À son retour en Égypte dans les années 1860, Y. Sannu enseigne les langues à la prestigieuse Muhadiskhânah, l'Institut Polytechnique de Giza[3]. Il est possible que les amitiés nouées dans ce milieu d'ingénieurs, de militaires, de savants, particulièrement patriotes et concernés par les questions sociales, aient favorisé son adhésion au nationalisme égyptien[4].
Y. Sannu a fréquenté dès 1875 les loges maçonniques égyptiennes, qui admettaient la mixité religieuse, et qui ont également contribué à sa formation intellectuelle et politique. Y. Sannu serait devenu journaliste sur le conseil de Jamal al-Din al-Afghani, à la fois intellectuel religieux musulman et maître maçonnique qui encourageait ses disciples musulmans (comme Abd Allah Nadim), juifs (comme Yaqub Sannu), chrétiens (comme Adib Ishaq) à s'engager dans la vie publique et à exprimer leurs idées réformistes dans la presse[5].
L'homme de théâtre
Yaqub Sannu a été dramaturge, chef de troupe, metteur en scène et acteur.
Originalité et succès
En 1870 il fonde une troupe de théâtre pour jouer des comédies qu'il a écrites lui-même, inspirées de Molière, Goldoni et Sheridan et pour mettre en scène aussi, quelquefois, des pièces d'autres auteurs[6]. Il est protégé et financé par le khédive Ismaël (vice-roi nommé par le gouvernement ottoman), qui l'appelle « le Molière de l'Égypte ». Les représentations rencontrent un succès immédiat. Parmi les contributions de Y. Sannu au théâtre de son pays, l'adaptation d'œuvres européennes en arabe dialectal égyptien, et le fait d'avoir introduit des femmes sur la scène égyptienne. Les premières actrices arabes sont juives : Milia Dyan et sa sœur, que Y. Sannu a recrutées et dont il assuré la formation[7]. Le public d'alors réclame à Y. Sannu des modifications dans l'intrigue, exigeant par exemple un dénouement heureux et un mariage des amants ; Y. Sannu suit les vœux des spectateurs[8]. Par ailleurs, il joue dans ses pièces, mélodrames et vaudevilles en un acte, le rôle du paysan égyptien ibn-al-balad (« enfant du pays »)[9]. Les premières pièces ont été jouées au palais du khédive, Qasr al Nil, les suivantes, dès , au Jardin Al Azbakiyya.

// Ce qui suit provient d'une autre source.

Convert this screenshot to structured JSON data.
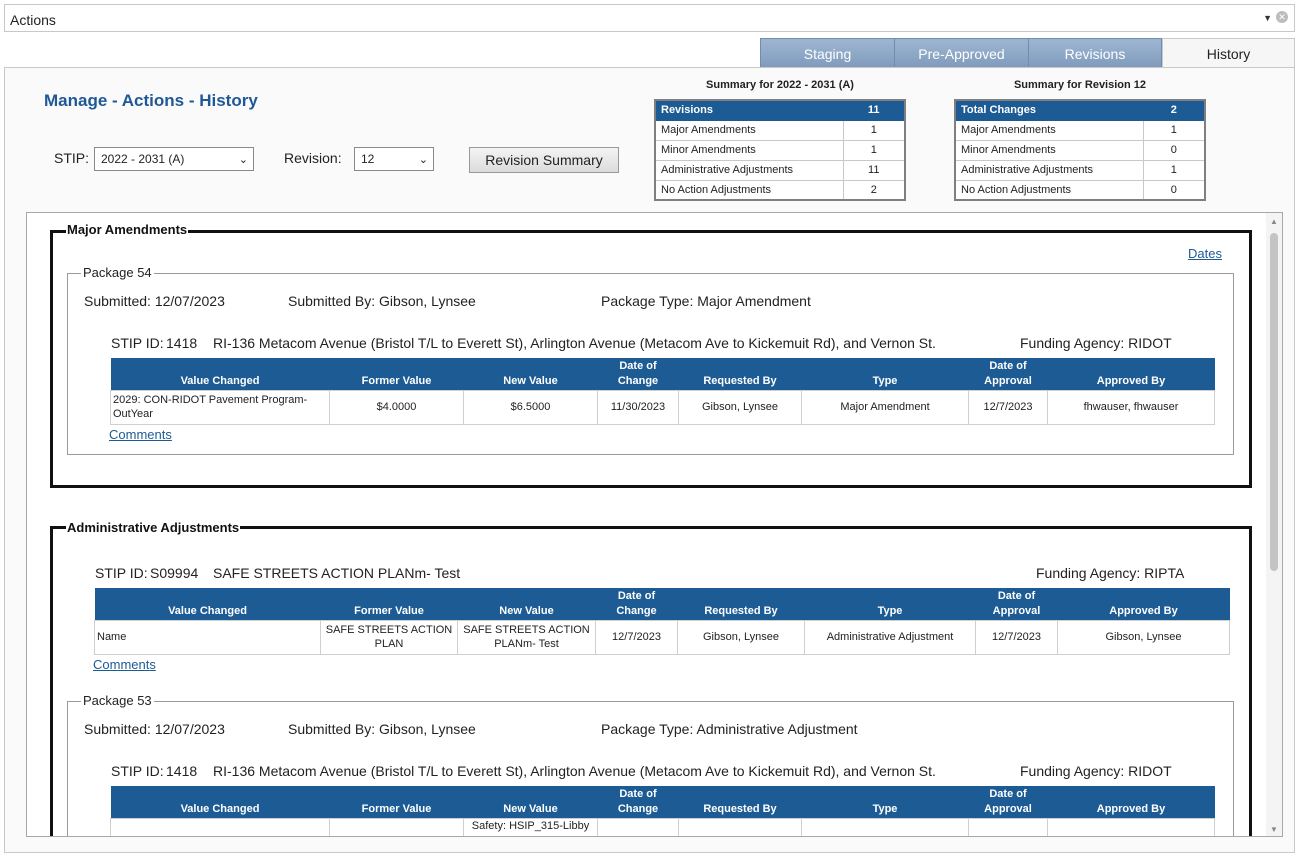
{
  "actions_bar": {
    "title": "Actions",
    "caret": "▼",
    "close": "✕"
  },
  "tabs": [
    {
      "label": "Staging"
    },
    {
      "label": "Pre-Approved"
    },
    {
      "label": "Revisions"
    },
    {
      "label": "History"
    }
  ],
  "active_tab": "History",
  "header": {
    "title": "Manage - Actions - History",
    "stip_label": "STIP:",
    "stip_value": "2022 - 2031 (A)",
    "revision_label": "Revision:",
    "revision_value": "12",
    "revision_summary_button": "Revision Summary"
  },
  "summary_stip": {
    "title": "Summary for 2022 - 2031 (A)",
    "head": {
      "label": "Revisions",
      "value": "11"
    },
    "rows": [
      {
        "label": "Major Amendments",
        "value": "1"
      },
      {
        "label": "Minor Amendments",
        "value": "1"
      },
      {
        "label": "Administrative Adjustments",
        "value": "11"
      },
      {
        "label": "No Action Adjustments",
        "value": "2"
      }
    ]
  },
  "summary_revision": {
    "title": "Summary for Revision 12",
    "head": {
      "label": "Total Changes",
      "value": "2"
    },
    "rows": [
      {
        "label": "Major Amendments",
        "value": "1"
      },
      {
        "label": "Minor Amendments",
        "value": "0"
      },
      {
        "label": "Administrative Adjustments",
        "value": "1"
      },
      {
        "label": "No Action Adjustments",
        "value": "0"
      }
    ]
  },
  "columns": {
    "value_changed": "Value Changed",
    "former_value": "Former Value",
    "new_value": "New Value",
    "date_of_change_1": "Date of",
    "date_of_change_2": "Change",
    "requested_by": "Requested By",
    "type": "Type",
    "date_of_approval_1": "Date of",
    "date_of_approval_2": "Approval",
    "approved_by": "Approved By"
  },
  "major_section": {
    "legend": "Major Amendments",
    "dates_link": "Dates",
    "package": {
      "legend": "Package 54",
      "submitted": "Submitted: 12/07/2023",
      "submitted_by": "Submitted By: Gibson, Lynsee",
      "package_type": "Package Type: Major Amendment",
      "stip_id_label": "STIP ID:",
      "stip_id": "1418",
      "project": "RI-136 Metacom Avenue (Bristol T/L to Everett St), Arlington Avenue (Metacom Ave to Kickemuit Rd), and Vernon St.",
      "funding_agency": "Funding Agency: RIDOT",
      "row": {
        "value_changed": "2029: CON-RIDOT Pavement Program-OutYear",
        "former_value": "$4.0000",
        "new_value": "$6.5000",
        "date_of_change": "11/30/2023",
        "requested_by": "Gibson, Lynsee",
        "type": "Major Amendment",
        "date_of_approval": "12/7/2023",
        "approved_by": "fhwauser, fhwauser"
      },
      "comments_link": "Comments"
    }
  },
  "admin_section": {
    "legend": "Administrative Adjustments",
    "standalone": {
      "stip_id_label": "STIP ID:",
      "stip_id": "S09994",
      "project": "SAFE STREETS ACTION PLANm- Test",
      "funding_agency": "Funding Agency: RIPTA",
      "row": {
        "value_changed": "Name",
        "former_value": "SAFE STREETS ACTION PLAN",
        "new_value": "SAFE STREETS ACTION PLANm- Test",
        "date_of_change": "12/7/2023",
        "requested_by": "Gibson, Lynsee",
        "type": "Administrative Adjustment",
        "date_of_approval": "12/7/2023",
        "approved_by": "Gibson, Lynsee"
      },
      "comments_link": "Comments"
    },
    "package": {
      "legend": "Package 53",
      "submitted": "Submitted: 12/07/2023",
      "submitted_by": "Submitted By: Gibson, Lynsee",
      "package_type": "Package Type: Administrative Adjustment",
      "stip_id_label": "STIP ID:",
      "stip_id": "1418",
      "project": "RI-136 Metacom Avenue (Bristol T/L to Everett St), Arlington Avenue (Metacom Ave to Kickemuit Rd), and Vernon St.",
      "funding_agency": "Funding Agency: RIDOT",
      "row": {
        "new_value": "Safety: HSIP_315-Libby"
      }
    }
  },
  "colors": {
    "accent": "#1d5b94",
    "tab": "#8aa5c6"
  }
}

Le patronage du khédive prend fin dès que Y. Sannu s'avise de dénoncer dans ses pièces certains abus sociaux, en 1878[10].
L'égyptianisation de pièces de théâtre européennes
L'arabisation de pièces de théâtre européennes est un trait majeur du théâtre arabe de la période 1870-1930. Le procédé avait été mis en œuvre par le Libanais Maroun al-Naqqash (1817-1855), qui affirmait que son travail consistait à couler « de l'or étranger dans un moule arabe », procédé dont sa pièce Al Bakhil (1848), adaptation de L'Avare de Molière, donnait une bonne illustration. L'égyptianisation (l'emploi de l'arabe dialectal égyptien au lieu de l'arabe littéral) de pièces de théâtre européennes à laquelle se livre Y. Sannu est, elle, liée à l'émergence du nationalisme égyptien[11].
Le journaliste
Dès 1877, Y. Sannu crée au Caire le journal Abou Naddara (parfois transcrit Abou Nazzara), « L'homme aux lunettes », qui est interdit par le khédive en 1878 pour des raisons politiques, et que Y. Sannu continue à publier en exil à Paris pendant 32 ans, jusqu'en 1910. C'est le premier journal satirique arabe. D'abord rédigé en arabe, Abou Naddara devient en 1885 bilingue arabe-français. Y. Sannu y exprime des idées politiques réformistes. Il y défend aussi l'indépendance de l'Égypte, dans un contexte où le pays, dirigé en apparence par le khédive, est en réalité sous influence britannique. La guerre anglo-égyptienne de 1882 renforce le contrôle du Royaume-Uni sur l’Égypte.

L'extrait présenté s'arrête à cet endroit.